Sandra Turco is the mother of two daughters, and she keeps the hand sanitizer close at all times.
In the wake of the H1N1 flu outbreak, she's focused on keeping her family healthy. She reminds her eight-year-old daughter to use hand sanitizer during the school day, especially before recess and when she gets off the school bus.
Turco's daughter Allesandra is well trained.
"She said use it a lot," Allesandra said. "It's sort of a pain because mommy always tells me to."
"We have not been sick, knock on wood," said Turco. "So far, we've had a lot of friends who have had the H1N1 [virus], so we were exposed to them. And I'm not sure if it was the hand sanitizer that did it, but we're still healthy and going strong."
Hand sanitizers aren't just good hygiene, they're also good business. Sales of the disinfectants total $118.4 million, up from $69.4 million a year ago. It's creating a cottage industry for clever entrepreneurs.

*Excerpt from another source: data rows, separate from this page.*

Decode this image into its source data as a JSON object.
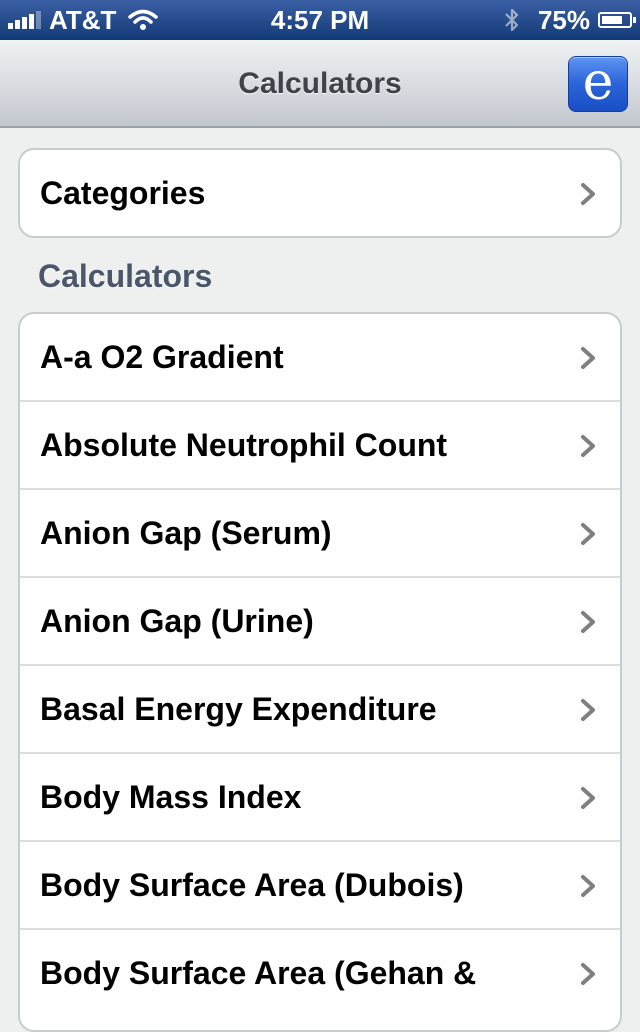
{
  "status_bar": {
    "carrier": "AT&T",
    "time": "4:57 PM",
    "battery": "75%"
  },
  "nav": {
    "title": "Calculators",
    "e_button_label": "e"
  },
  "categories_row": {
    "label": "Categories"
  },
  "section_header": "Calculators",
  "calculators": [
    {
      "label": "A-a O2 Gradient"
    },
    {
      "label": "Absolute Neutrophil Count"
    },
    {
      "label": "Anion Gap (Serum)"
    },
    {
      "label": "Anion Gap (Urine)"
    },
    {
      "label": "Basal Energy Expenditure"
    },
    {
      "label": "Body Mass Index"
    },
    {
      "label": "Body Surface Area (Dubois)"
    },
    {
      "label": "Body Surface Area (Gehan &"
    }
  ],
  "icons": {
    "signal": "signal-bars-icon",
    "wifi": "wifi-icon",
    "bluetooth": "bluetooth-icon",
    "battery": "battery-icon",
    "chevron": "chevron-right-icon"
  },
  "colors": {
    "status_bar": "#123a78",
    "nav_bar": "#d7dbe0",
    "accent_button": "#2b63d8",
    "section_header": "#4c566a",
    "background": "#eef0ef"
  }
}
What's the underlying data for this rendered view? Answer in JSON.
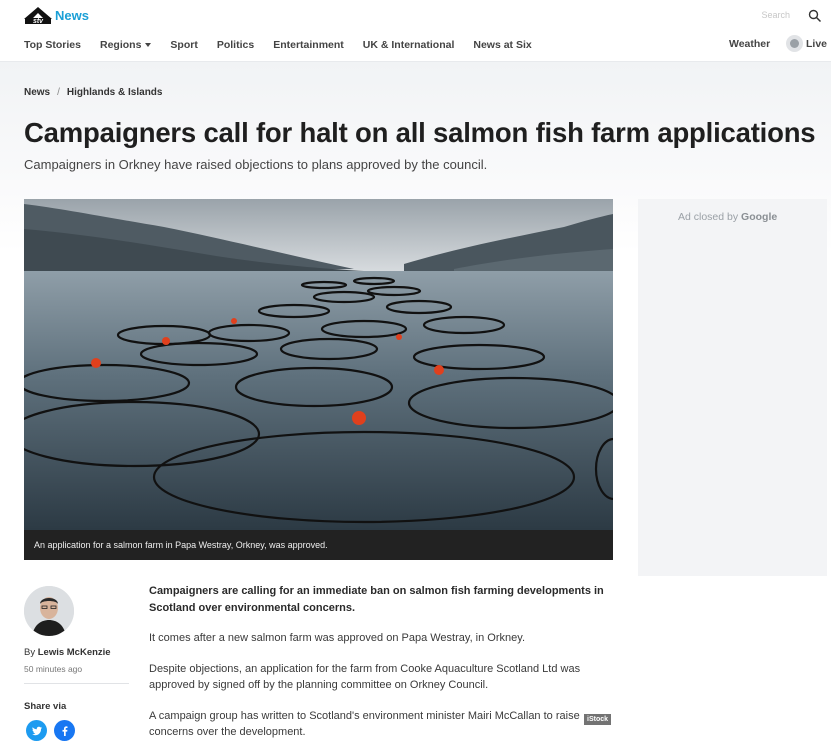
{
  "header": {
    "logo_text": "News",
    "search_placeholder": "Search",
    "nav": [
      {
        "label": "Top Stories"
      },
      {
        "label": "Regions",
        "has_dropdown": true
      },
      {
        "label": "Sport"
      },
      {
        "label": "Politics"
      },
      {
        "label": "Entertainment"
      },
      {
        "label": "UK & International"
      },
      {
        "label": "News at Six"
      }
    ],
    "weather_label": "Weather",
    "live_label": "Live"
  },
  "breadcrumb": [
    "News",
    "Highlands & Islands"
  ],
  "article": {
    "headline": "Campaigners call for halt on all salmon fish farm applications",
    "subheadline": "Campaigners in Orkney have raised objections to plans approved by the council.",
    "image_credit": "iStock",
    "image_caption": "An application for a salmon farm in Papa Westray, Orkney, was approved.",
    "lead": "Campaigners are calling for an immediate ban on salmon fish farming developments in Scotland over environmental concerns.",
    "paragraphs": [
      "It comes after a new salmon farm was approved on Papa Westray, in Orkney.",
      "Despite objections, an application for the farm from Cooke Aquaculture Scotland Ltd was approved by signed off by the planning committee on Orkney Council.",
      "A campaign group has written to Scotland's environment minister Mairi McCallan to raise concerns over the development."
    ]
  },
  "author": {
    "by": "By",
    "name": "Lewis McKenzie",
    "time": "50 minutes ago"
  },
  "share": {
    "label": "Share via",
    "icons": [
      "twitter-icon",
      "facebook-icon"
    ]
  },
  "ad": {
    "text": "Ad closed by",
    "brand": "Google"
  },
  "colors": {
    "accent": "#1a9fd6",
    "twitter": "#1d9bf0",
    "facebook": "#1877f2"
  }
}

Dewey Parson and Mark Montopoli are the creators of StaSafe, a hand sanitizer that relies on silver and zinc instead of alcohol to kill germs. Parsons had been in the beer business, and Montopoli ran a seafood processing plant.
When they launched the Salem, Mass., company, they found they weren't the only ones looking to make a dollar in hand hygiene.
"Our biggest problem was getting bottles and caps," said Montopoli. "The industry is so overwhelmed with people that wanted to get in to the business that you couldn't get in to the business."
But eventually, they got in and got busy. They initially hoped to sell around 10,000 bottles, but just weeks in, sales have topped 40,000 units.
"It is because people are very aware that they need to sanitize and have good hand hygiene," said Parsons. "H1N1 is good for our business, but we'd like to think that we help people [fight] against it and stay clear and safe and well."
While much of the economy may be lagging, this industry is clearly cleaning up.